Starting in 2002, British photographer Richard Davies made yearly trips around the Russian north to take photos of old wooden churches. He was inspired by the work of Ivan Yakovlevich Bilibin (1876 - 1942) a Russian artist, stage designer and illustrator of Russian Folk Tales who travelled to the North of Russia a century earlier.

During the summers of 1903 and 1904, the Russian Museum in St Petersburg sent Bilibin to a series of trips to the Vologda, Archangel and Olonets Provinces to collect works of folk art, which subsequently formed the basis of the museum's Ethnographic Department. Many of the photographs taken on these trips were used as illustrations in Bilibin's article of 1904 in the World of Art Magazine entitled 'Folk Art of the Russian North'. In the following years, these photographs were used to draw attention and support the restoration of those wooden churches. 

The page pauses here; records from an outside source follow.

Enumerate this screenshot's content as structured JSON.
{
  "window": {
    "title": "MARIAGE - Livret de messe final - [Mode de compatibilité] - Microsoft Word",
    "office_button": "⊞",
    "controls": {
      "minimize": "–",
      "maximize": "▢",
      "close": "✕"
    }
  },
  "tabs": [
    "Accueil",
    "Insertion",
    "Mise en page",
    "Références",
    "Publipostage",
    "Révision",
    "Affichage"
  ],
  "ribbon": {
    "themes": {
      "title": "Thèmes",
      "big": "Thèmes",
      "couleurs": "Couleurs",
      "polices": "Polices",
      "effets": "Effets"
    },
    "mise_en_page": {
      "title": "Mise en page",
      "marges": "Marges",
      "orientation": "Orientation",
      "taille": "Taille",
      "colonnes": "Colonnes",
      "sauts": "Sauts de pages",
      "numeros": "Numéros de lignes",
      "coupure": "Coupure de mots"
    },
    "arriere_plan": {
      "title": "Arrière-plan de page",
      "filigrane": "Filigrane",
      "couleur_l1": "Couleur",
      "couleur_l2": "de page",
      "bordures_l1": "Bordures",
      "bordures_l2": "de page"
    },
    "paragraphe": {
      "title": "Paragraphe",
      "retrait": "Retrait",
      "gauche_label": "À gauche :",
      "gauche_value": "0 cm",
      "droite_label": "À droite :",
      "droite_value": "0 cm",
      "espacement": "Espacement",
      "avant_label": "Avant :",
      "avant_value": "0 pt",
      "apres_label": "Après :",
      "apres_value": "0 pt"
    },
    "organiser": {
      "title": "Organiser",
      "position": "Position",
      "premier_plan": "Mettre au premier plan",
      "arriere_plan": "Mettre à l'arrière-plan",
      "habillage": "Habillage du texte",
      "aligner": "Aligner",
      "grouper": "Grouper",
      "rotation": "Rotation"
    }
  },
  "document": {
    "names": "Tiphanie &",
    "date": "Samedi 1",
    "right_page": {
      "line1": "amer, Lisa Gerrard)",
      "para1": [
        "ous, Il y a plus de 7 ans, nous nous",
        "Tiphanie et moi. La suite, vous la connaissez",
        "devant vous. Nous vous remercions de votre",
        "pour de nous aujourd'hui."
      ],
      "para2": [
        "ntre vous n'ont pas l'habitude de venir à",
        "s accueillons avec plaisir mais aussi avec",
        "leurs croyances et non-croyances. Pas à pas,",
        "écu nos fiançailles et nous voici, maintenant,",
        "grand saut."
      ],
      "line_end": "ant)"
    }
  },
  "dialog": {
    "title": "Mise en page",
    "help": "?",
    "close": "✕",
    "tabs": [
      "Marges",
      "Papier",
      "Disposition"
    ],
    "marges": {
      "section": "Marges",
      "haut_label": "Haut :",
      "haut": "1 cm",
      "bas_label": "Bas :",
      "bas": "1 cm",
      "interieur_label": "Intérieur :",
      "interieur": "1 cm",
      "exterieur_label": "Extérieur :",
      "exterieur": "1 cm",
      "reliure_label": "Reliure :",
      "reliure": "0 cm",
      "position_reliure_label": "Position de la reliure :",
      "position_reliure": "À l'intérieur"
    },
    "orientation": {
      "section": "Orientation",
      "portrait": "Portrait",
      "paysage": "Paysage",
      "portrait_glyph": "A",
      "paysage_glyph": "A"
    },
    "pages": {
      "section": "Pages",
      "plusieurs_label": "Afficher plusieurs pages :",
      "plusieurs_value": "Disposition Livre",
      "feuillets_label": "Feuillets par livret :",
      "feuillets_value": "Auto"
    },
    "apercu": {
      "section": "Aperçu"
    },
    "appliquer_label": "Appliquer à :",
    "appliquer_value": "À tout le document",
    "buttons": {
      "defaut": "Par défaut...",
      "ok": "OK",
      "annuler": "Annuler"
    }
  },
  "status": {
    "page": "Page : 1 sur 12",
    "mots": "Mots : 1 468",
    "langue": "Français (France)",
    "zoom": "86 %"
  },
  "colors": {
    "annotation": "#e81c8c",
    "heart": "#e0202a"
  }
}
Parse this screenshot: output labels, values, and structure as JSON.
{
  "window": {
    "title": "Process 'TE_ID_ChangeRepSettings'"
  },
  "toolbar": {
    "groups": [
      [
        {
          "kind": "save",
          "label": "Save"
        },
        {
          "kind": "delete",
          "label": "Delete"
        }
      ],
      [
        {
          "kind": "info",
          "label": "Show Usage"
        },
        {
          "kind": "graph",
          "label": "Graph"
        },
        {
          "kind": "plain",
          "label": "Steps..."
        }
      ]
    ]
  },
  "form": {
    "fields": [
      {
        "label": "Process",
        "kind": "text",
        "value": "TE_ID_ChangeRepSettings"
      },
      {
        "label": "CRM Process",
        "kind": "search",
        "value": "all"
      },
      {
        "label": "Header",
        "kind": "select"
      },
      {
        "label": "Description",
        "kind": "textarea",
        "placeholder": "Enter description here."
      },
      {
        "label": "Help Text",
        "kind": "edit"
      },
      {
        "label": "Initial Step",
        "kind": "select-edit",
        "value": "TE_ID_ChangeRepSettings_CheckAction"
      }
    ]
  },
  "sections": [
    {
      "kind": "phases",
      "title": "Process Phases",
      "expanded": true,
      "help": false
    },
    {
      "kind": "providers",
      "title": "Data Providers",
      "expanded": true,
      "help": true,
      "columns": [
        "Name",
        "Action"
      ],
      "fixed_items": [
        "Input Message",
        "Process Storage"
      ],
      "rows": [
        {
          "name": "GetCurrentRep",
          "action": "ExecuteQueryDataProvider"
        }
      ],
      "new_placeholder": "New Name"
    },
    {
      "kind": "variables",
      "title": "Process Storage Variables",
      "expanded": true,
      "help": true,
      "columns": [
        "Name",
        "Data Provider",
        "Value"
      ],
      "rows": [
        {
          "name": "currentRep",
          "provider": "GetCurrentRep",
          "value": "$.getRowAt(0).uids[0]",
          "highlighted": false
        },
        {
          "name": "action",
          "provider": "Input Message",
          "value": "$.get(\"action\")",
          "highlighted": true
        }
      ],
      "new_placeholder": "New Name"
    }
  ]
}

Recreating those trips, Davies found out that some of those churches have been lost. Some have been left to rot, some have been destroyed by lightning, countless others by ignorance, spite and neglect. Most of the churches remaining are in various states of decay. However, many churches have been saved by dedicated specialists and enthusiasts.

Davies hopes that his photographs, which have been exhibited around Europe and released in a book will raise awareness and inspire a restoration effort, similarly to Bilibin's photographs a century earlier.